Gastrointestinal Motility in Patients with Ulcerative Colitis

Abstract
In the first study 62 patients with ulcerative colitis and 20 healthy controls were fed a test meal of mashed potatoes and baked beans containing transit markers. Mouth-to-caecum transit was significantly slower in the patients than in controls; gastric emptying, however, was similar. Patients with active colitis had proximal colonic stasis, with rapid transit through the rectosigmoid region. In the patients with quiescent colitis the colonic distribution of markers was normal. Stool weight and frequency were significantly higher in the patients with active colitis. In the second study anorectal function was assessed in 29 patients with ulcerative colitis and in 12 healthy controls by measuring interluminal pressures at multiple sites in the anus and rectum before and during serial distention of a rectal balloon.

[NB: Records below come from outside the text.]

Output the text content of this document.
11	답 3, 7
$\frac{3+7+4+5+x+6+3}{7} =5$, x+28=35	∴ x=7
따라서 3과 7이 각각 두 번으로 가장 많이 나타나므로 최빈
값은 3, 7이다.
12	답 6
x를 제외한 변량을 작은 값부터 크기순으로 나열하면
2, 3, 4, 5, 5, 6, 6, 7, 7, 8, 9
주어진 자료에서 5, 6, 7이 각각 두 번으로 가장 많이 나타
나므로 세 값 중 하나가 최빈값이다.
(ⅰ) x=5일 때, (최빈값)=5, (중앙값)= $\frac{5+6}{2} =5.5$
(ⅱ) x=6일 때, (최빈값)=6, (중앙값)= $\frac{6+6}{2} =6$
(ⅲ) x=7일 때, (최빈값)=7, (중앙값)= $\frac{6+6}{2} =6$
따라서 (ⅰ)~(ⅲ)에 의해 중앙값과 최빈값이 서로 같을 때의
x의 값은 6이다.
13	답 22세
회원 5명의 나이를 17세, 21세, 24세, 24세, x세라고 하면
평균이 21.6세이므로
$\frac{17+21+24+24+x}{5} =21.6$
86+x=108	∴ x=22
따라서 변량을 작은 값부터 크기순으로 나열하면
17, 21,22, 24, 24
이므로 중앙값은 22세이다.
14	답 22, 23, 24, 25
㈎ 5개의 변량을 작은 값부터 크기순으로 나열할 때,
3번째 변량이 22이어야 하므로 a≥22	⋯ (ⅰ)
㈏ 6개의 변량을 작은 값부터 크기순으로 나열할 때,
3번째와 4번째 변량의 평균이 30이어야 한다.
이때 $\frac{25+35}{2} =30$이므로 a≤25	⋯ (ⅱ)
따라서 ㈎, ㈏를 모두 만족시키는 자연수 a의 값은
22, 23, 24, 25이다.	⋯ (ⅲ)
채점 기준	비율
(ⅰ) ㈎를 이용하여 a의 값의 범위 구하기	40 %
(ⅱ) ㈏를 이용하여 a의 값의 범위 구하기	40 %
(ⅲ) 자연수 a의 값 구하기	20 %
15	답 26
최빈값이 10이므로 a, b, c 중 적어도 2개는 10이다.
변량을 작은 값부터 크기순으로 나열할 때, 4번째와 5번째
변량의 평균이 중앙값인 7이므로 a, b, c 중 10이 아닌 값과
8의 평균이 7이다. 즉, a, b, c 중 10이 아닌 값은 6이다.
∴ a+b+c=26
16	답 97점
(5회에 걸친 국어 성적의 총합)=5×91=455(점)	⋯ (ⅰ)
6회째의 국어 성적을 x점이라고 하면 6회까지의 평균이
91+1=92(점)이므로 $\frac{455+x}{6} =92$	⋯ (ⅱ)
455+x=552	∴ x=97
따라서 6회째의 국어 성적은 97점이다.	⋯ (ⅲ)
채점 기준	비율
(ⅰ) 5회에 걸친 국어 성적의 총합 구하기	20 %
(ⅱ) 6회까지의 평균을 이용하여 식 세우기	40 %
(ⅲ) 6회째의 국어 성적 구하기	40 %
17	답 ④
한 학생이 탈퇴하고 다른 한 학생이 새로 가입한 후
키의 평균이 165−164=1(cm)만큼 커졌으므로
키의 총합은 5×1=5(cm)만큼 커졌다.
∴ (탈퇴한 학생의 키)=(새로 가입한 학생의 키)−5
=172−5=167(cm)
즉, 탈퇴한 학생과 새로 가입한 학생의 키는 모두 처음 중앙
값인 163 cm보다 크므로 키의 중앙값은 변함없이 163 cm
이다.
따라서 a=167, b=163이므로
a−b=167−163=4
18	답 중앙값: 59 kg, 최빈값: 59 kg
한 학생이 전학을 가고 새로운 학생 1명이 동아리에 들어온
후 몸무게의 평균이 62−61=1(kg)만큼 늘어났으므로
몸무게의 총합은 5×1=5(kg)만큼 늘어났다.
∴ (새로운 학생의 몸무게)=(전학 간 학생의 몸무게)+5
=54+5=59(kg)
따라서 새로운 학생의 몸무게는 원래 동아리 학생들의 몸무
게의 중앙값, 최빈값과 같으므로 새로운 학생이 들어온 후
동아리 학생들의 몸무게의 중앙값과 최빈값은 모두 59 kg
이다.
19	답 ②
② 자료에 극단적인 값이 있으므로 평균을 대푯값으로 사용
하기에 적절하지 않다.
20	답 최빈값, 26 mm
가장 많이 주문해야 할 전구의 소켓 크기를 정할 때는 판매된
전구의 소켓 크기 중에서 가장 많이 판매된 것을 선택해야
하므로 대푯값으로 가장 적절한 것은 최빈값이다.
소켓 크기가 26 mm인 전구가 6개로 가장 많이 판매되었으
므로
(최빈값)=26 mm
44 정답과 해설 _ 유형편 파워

Overall, resting and maximum squeeze sphincter pressures did not differ in patients with active or quiescent colitis and controls; however, in six patients with moderately severe colitis and incontinence, maximum squeeze pressure was significantly lower than in controls. The rectal volumes required to induce sensations of wind, a desire to defaecate, and pain were significantly lower in the patients with active colitis than patients with quiescent colitis and controls. Rectal pressures in response to rectal distention were higher in patients with active colitis. During disease remission rectal sensitivity decreased and rectal compliance increased. In the third study integrated pressure activity of the sigmoid colon, rectum, and anus was studied in patients with ulcerative colitis and healthy controls before and during provocation by rectal infusion of 1500 ml of warm saline. Resting motor activity was significantly lower in the patients with active colitis than in patients with quiescent colitis and controls. No anorectal contractions during the 1-h study were recorded in 7 of 18 patients with active colitis, 1 of 17 with quiescent colitis, and 1 of 18 controls. The volume of saline infused before leakage and total volume retained were significantly lower in the patients than in controls. The amplitude of regular contractions after rectal infusion of saline Was significantly higher in patients with active colitis than in patients with quiescent colitis and controls. Thus, the rectum in active colitis is tense and quiescent but responds to stimulation by generating large contractions.